I've been getting used to using tidymodels
for about a couple of years now, and it has been a joy to use it. tidymodels
makes 1) collaborative coding such a breeze due to its Tidy coding flow, reducing a lot of necessities for commenting and documentation and 2) bringing everything into one place. It sure beats using any Python package, at least for now.
The current concern and dilemma I'm facing is its next steps and how it compares to the currently trendy Python DS packages. I personally would like to stick with R simply because sticking with one is leaner (both in terms of computing overhead and mental capacity) therefore easier to specialise, and the saturation of the Tidy philosphy in R. And of course, compared to using all kinds of separate libraries and syntax/philosophy for each library years ago, tidymodels
makes R such an attractive language.

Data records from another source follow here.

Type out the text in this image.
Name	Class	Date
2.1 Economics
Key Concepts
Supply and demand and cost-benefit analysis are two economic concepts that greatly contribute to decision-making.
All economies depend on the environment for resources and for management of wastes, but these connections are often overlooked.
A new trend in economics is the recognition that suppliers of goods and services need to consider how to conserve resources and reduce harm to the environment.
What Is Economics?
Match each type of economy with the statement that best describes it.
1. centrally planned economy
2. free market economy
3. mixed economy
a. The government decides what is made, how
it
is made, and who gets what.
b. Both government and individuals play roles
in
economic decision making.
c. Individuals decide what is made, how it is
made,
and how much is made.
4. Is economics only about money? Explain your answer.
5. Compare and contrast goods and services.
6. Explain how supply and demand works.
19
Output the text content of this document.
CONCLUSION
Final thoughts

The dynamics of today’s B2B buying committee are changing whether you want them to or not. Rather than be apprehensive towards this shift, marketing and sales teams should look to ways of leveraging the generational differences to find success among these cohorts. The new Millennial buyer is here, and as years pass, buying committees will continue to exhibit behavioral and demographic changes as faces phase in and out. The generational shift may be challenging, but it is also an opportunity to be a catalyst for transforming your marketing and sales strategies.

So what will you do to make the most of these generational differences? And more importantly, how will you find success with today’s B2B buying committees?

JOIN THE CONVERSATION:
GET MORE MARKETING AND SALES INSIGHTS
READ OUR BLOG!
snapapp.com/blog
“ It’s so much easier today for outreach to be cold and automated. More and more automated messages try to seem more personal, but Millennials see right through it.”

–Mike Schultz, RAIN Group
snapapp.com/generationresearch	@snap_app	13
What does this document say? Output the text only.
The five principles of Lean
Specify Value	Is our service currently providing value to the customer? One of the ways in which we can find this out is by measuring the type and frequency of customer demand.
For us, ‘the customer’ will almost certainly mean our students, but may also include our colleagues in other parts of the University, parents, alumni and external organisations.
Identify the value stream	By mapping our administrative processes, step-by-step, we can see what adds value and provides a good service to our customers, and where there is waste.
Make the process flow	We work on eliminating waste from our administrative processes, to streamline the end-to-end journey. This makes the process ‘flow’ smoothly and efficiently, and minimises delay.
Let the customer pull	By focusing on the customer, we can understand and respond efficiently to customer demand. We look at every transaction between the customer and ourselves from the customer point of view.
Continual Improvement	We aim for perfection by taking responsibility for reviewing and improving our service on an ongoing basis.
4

However, as much as I would like to use R solely, I also enjoy using the tidypolars
package in Python, so perhaps the more accurate way of describing this whole preference would be that I personally would like to stick with the Tidy philsophy. This is where tidymodels
comes in. (though definitely not an expert, but let's say I got tired of learning new languages/syntax after a dozen or so, though I'm keen on Rust these days)
When looking at high-performance Tidy libraries/packages, there is tidytable
that replaces dplyr
/data.table
and tidypolars
that replaces pandas
/polars
for me. Python lacks something like tidymodels
and this makes it an easy decision to stick R simply due to the necessities of collaborative coding; coding together in a team of different specialists is a must these days and that makes the Tidy philosophy a must for me in a team so that learning advanced R/Python isn't such a barring requirement.
However, I'm concerned about the steps beyond. How could R stay as the only language I need? Personally, the lack of all-in-one Tidy solution for GPU and out-of-memory are the biggest hindrances. Sure, there are solutions, but they are not part of tidymodels
(meaning no Tidy philosophy and not all-in-one solution) and one of the reasons is CRAN not supporting GPU. And it sure does remind me of the old days of R where decentralised chaos was the norm, but seems to be the only path for GPU/out-of-memory solutions.
So out of curiosity, how do you feel about the trendy phrase 'you should know both Python and R' in the academia and industry? Do you feel that the concerns I stated above are similar to what you're currently facing? What are your biggest reasons for relying on Python (besides market trends/popularity) instead of solely using R? I would really like to learn about your thoughts.